Nommé officiellement premier président du Conseil européen le 1er décembre dernier, Herman Van Rompuy prend réellement ses fonctions ce vendredi, après un mois de préparation au cours duquel il s’est tenu volontairement en retrait, tout en effectuant une tournée dans plusieurs pays membres de l’Union (photo) pour y demander aux dirigeants ce qu’ils attendaient de lui.
L’Union européenne inaugure ce 1er janvier une direction bicéphale, incarnée d’une part par le président permanent Van Rompuy, et d’autre part par une présidence tournante de 6 mois par pays. Elle passait ce vendredi à l’Espagne, avant de revenir à la Belgique dès le 1er juillet prochain. Ces pays devront se charger de tous les domaines autres que les réunions de chefs d’Etat et de gouvernement - du ressort d’Herman Van Rompuy - et les Affaires étrangères - de la responsabilité de la Britannique Catherine Ashton.
Dans sa nouvelle fonction, Herman Van Rompuy devra présider les réunions formelles et informelles des dirigeants des Etats membres et du président de la Commission européenne, José Manuel Barroso.
Mais le Belge devra aussi assurer la préparation et la continuité des projets européens, tout en représentant l’UE à l’étranger, dans les domaines de la politique étrangère et de sécurité commune.
"Nouvelle stratégie pour stimuler la croissance économique"
Dans une interview accordée à la télévision publique flamande VRT, Herman Van Rompuy a affirmé que tous les pays de l’Union s’inquiétaient de leur avenir économique, alors que les spécialistes ne prédisent qu’une croissance de 1% maximum de l’économie en 2010.

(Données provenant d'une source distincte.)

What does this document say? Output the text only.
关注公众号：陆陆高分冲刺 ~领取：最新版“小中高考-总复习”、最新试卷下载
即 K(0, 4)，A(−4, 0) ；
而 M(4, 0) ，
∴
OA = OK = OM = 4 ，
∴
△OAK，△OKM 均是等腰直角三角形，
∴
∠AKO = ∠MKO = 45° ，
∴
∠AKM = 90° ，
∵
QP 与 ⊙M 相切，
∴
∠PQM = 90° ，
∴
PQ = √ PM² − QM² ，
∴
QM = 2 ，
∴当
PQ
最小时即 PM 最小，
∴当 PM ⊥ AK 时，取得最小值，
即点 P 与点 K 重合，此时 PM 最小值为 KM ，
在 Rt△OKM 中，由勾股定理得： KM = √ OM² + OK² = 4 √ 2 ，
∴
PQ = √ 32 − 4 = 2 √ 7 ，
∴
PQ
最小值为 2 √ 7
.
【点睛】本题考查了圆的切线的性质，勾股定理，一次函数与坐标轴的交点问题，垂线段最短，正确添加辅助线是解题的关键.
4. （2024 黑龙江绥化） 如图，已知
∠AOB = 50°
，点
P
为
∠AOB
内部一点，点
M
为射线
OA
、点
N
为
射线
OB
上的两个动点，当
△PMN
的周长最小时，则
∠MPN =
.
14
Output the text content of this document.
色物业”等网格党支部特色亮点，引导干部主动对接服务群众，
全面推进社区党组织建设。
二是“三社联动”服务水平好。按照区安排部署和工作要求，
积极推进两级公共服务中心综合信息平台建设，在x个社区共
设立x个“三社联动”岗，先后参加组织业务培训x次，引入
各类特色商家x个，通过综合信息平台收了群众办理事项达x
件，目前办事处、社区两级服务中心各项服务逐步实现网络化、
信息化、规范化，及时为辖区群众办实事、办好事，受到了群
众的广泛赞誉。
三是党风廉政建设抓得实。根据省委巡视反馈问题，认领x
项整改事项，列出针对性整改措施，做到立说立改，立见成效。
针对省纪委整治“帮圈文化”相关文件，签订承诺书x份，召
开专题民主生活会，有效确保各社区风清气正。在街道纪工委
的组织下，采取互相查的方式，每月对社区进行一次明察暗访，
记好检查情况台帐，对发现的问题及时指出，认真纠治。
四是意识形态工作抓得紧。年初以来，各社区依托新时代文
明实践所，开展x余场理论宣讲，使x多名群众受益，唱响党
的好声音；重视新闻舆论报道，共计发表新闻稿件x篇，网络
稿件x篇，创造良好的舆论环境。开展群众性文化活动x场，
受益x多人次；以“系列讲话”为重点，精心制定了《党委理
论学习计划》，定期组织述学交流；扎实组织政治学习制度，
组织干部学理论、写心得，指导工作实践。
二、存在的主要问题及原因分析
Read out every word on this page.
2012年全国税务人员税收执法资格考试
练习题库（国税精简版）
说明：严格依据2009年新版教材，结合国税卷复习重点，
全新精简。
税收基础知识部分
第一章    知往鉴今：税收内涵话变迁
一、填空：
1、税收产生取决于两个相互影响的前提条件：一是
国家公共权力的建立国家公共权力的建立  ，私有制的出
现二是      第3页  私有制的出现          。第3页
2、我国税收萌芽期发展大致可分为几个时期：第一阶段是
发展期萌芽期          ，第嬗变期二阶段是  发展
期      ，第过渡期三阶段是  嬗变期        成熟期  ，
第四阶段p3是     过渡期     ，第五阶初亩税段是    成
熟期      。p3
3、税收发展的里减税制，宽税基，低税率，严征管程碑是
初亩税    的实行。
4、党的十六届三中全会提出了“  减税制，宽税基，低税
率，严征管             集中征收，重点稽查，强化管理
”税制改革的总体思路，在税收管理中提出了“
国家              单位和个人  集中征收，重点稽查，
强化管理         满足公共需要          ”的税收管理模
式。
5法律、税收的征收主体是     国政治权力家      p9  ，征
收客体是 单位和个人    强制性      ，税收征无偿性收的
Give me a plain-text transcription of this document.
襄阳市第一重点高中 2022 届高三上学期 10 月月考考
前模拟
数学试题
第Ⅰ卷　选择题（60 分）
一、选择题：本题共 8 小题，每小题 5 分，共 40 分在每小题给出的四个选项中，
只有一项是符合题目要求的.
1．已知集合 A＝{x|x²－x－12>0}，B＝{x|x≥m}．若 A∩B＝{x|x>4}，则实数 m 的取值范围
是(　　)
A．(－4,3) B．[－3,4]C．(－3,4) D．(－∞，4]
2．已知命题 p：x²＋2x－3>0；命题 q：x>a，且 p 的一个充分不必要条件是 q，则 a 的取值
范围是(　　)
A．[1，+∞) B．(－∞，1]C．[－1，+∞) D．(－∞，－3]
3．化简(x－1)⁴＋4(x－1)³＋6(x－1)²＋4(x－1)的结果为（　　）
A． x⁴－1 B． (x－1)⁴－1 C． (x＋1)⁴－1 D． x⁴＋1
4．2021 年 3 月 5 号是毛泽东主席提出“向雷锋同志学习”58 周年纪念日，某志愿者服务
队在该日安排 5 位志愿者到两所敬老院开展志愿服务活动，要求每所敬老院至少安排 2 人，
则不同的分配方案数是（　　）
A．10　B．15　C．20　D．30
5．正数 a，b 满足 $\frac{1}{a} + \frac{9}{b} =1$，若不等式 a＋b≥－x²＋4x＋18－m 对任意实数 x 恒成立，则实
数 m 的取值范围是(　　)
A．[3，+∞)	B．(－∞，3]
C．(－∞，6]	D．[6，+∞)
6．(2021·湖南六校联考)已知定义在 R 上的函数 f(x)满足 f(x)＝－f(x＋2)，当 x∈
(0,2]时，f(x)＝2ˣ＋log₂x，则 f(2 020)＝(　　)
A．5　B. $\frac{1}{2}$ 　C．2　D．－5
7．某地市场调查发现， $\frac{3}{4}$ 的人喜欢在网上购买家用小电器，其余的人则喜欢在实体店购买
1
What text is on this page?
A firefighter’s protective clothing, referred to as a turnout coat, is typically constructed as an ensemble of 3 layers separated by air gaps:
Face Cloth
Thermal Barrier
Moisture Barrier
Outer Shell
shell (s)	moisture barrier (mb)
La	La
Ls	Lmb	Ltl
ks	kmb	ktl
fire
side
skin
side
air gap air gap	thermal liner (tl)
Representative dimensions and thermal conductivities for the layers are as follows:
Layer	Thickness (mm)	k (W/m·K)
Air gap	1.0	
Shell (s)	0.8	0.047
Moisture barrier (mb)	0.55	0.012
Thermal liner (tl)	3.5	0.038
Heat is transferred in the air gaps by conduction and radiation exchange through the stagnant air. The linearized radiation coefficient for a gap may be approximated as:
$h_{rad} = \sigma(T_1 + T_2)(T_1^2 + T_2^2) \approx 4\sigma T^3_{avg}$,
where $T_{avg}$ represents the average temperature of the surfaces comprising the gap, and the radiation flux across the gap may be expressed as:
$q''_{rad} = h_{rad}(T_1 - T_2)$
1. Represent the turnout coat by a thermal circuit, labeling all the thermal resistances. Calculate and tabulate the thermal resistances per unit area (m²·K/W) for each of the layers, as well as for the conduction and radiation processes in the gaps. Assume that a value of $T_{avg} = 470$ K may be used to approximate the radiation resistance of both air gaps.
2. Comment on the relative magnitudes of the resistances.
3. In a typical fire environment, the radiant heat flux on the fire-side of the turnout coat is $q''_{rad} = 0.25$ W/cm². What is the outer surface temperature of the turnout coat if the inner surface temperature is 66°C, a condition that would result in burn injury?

« Nous devons stimuler la croissance économique. C’est la priorité absolue pour les 6 mois à venir. Avec une nouvelle stratégie pour l’Europe - on l’appelle la « stratégie 2020 » -, nous voulons que notre prospérité reste finançable », déclare le nouveau président de l’Union.
Le 11 février, Van Rompuy organisera un sommet extraordinaire pour négocier cette stratégie. Il souhaite obtenir davantage de résultats que des accords informels.
« Nous ne devons pas créer des attentes trop importantes et avoir des objectifs trop ambitieux. Il faut aller pas à pas dans la bonne direction. Cette méthode, qui a donné des résultats en Belgique, doit aussi utilisée au niveau européen », conclut l’ancien Premier ministre belge.